Multi-Eigenvalue Demodulation Using Complex Moment-Based Eigensolver and Neural Network

Abstract

Optical eigenvalues originating in optical solitons are the potential for becoming information carriers not affected by chromatic dispersion and nonlinear effects in optical fibers. They are obtained by attributing the associated eigenvalue equations deduced by solving the nonlinear Schrödinger equation with inverse scattering transform (IST) to the matrix eigenvalue problem, and maintaining constant values regardless of the transmission distance. The eigenvalue communication systems require to solve the eigenvalues in soliton-by-soliton. While effective eigenvalue solution methods have not been studied well in telecommunication systems, one of the most well-known eigenvalue solution methods is the QZ decomposition-based method. However, the QZ algorithm requires a large complexity.

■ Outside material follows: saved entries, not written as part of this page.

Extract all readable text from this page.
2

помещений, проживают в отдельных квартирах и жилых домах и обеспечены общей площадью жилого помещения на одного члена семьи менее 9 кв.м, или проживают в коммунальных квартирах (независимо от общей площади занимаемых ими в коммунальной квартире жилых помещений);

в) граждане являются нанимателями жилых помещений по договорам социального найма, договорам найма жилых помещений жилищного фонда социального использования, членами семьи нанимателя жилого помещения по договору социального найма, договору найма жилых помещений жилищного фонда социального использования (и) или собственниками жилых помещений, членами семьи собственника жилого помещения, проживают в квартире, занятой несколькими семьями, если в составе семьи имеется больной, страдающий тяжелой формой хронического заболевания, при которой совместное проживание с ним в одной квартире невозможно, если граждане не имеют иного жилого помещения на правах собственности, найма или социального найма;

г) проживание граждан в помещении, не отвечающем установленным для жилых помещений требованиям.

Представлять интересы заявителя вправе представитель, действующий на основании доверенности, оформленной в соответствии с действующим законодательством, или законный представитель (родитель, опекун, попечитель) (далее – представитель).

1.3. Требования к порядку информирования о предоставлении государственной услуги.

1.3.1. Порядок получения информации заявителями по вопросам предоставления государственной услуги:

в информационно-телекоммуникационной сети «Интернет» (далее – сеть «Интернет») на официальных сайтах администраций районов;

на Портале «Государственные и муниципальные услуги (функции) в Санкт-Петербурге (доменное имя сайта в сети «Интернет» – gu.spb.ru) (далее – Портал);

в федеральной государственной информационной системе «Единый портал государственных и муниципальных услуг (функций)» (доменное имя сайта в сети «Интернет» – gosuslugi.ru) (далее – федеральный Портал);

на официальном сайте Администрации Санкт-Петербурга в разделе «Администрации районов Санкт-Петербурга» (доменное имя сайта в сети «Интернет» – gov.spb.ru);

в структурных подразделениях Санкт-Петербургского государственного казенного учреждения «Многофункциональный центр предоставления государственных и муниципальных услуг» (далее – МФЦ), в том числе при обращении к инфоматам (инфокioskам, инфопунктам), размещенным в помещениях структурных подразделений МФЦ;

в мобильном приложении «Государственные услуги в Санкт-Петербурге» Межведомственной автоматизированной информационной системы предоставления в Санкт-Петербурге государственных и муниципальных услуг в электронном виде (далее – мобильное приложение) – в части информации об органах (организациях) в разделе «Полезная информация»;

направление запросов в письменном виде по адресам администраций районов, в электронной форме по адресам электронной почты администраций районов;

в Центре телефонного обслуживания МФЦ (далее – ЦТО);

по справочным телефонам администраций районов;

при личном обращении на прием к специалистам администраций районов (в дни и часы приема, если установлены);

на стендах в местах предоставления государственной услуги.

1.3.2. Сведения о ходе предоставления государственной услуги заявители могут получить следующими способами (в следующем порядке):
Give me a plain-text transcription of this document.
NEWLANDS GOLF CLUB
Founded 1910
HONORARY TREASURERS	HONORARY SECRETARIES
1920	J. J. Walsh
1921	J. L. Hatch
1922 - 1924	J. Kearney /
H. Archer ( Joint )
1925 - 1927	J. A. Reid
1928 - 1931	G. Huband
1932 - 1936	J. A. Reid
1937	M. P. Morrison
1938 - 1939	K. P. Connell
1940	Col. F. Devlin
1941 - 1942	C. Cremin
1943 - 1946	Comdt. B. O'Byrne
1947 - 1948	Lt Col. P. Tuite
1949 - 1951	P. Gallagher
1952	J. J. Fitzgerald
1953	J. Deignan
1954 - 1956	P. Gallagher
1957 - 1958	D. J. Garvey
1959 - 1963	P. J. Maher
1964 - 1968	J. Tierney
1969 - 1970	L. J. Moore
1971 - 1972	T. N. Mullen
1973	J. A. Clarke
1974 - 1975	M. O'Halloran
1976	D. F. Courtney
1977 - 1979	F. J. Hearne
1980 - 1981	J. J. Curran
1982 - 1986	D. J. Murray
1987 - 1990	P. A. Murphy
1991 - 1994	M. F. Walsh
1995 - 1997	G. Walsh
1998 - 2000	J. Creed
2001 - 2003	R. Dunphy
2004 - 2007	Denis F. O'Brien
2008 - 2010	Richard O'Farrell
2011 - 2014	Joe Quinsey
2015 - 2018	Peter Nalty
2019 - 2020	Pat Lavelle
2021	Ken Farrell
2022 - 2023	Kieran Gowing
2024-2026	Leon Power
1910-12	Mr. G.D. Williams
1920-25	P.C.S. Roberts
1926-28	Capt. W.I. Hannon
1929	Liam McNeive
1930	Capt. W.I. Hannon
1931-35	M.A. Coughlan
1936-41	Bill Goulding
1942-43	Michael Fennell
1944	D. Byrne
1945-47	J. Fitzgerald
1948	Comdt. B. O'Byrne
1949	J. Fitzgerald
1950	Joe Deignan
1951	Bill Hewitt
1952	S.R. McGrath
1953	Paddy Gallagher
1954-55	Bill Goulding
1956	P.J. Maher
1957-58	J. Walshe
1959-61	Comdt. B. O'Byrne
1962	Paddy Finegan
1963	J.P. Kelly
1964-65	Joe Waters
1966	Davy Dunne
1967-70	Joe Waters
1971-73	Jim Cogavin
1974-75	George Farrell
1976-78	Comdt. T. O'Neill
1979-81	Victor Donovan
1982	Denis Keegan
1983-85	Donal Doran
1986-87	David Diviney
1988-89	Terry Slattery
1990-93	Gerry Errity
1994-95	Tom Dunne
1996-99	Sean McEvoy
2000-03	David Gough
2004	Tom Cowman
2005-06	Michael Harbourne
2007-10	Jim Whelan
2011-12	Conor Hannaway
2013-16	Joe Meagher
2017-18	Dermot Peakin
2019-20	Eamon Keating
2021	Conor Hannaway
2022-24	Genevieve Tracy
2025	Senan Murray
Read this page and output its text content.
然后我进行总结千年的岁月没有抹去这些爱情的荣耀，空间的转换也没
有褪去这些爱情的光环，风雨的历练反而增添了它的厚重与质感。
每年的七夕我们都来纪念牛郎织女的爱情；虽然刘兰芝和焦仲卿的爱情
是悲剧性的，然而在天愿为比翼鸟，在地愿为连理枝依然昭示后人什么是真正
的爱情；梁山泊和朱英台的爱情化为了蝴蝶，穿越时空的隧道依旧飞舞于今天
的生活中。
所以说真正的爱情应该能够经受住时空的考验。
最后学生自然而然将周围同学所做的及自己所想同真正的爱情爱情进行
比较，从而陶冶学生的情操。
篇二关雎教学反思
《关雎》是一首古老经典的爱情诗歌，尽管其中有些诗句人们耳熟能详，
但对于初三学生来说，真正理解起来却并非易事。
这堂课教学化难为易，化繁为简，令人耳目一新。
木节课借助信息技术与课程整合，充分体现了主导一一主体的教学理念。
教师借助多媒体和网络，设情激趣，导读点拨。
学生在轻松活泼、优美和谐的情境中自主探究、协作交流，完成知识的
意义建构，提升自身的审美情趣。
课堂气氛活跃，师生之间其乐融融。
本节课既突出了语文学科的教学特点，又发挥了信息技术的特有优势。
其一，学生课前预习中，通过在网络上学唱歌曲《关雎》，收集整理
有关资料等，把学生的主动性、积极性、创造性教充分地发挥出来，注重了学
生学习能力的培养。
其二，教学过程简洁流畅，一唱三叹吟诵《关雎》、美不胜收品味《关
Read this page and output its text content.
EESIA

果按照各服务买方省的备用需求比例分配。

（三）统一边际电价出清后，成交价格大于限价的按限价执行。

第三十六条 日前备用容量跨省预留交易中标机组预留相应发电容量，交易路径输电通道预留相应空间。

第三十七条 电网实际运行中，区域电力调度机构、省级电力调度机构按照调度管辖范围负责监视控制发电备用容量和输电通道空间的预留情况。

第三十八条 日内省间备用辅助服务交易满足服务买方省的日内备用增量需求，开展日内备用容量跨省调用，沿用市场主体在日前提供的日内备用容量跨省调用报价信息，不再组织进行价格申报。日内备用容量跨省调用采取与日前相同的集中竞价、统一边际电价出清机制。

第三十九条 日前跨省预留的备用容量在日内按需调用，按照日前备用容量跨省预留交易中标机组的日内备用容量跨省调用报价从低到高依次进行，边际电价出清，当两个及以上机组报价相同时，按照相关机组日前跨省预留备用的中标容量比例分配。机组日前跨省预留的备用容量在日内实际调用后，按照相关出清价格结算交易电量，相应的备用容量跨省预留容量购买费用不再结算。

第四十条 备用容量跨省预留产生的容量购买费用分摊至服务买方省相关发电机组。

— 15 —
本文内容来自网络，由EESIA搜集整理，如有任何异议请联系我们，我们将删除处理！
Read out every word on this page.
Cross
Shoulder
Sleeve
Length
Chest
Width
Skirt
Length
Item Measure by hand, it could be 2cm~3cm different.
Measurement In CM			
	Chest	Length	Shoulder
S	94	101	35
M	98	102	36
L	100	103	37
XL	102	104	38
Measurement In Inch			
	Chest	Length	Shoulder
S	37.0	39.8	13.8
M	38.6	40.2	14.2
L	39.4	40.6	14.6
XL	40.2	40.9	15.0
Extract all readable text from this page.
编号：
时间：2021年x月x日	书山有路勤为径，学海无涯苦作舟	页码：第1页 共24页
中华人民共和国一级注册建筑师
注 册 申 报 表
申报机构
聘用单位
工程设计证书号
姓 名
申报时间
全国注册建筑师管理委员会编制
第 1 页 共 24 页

To reduce the complexity, a method to demodulate the optical eigenvalues using a complex-moment eigenvalue solver (CME) was investigated. CME is a parallelizable eigenvalue solver that can extract any eigenvalue. This paper proposes a novel optical eigenvalue demodulation method that combines CME and an artificial neural network (ANN) based on employing an on-off encoded discrete eigenvalue modulation scheme. The ANN is sensitive to the input order of the units; therefore, the eigenvalues must be sorted. A lightweight sorting algorithm is hence required. In addition to the proposed scheme, this study proposes partial sorting using CME and ANN. Here, 2000 km fiber-transmission experiments for an on-off-encoded four-discrete- eigenvalue were conducted. The experimental results indicated that the proposed demodulation method obtained bit error rate (BER) characteristics comparable to conventional methods by devising an extraction range of eigenvalues in CME.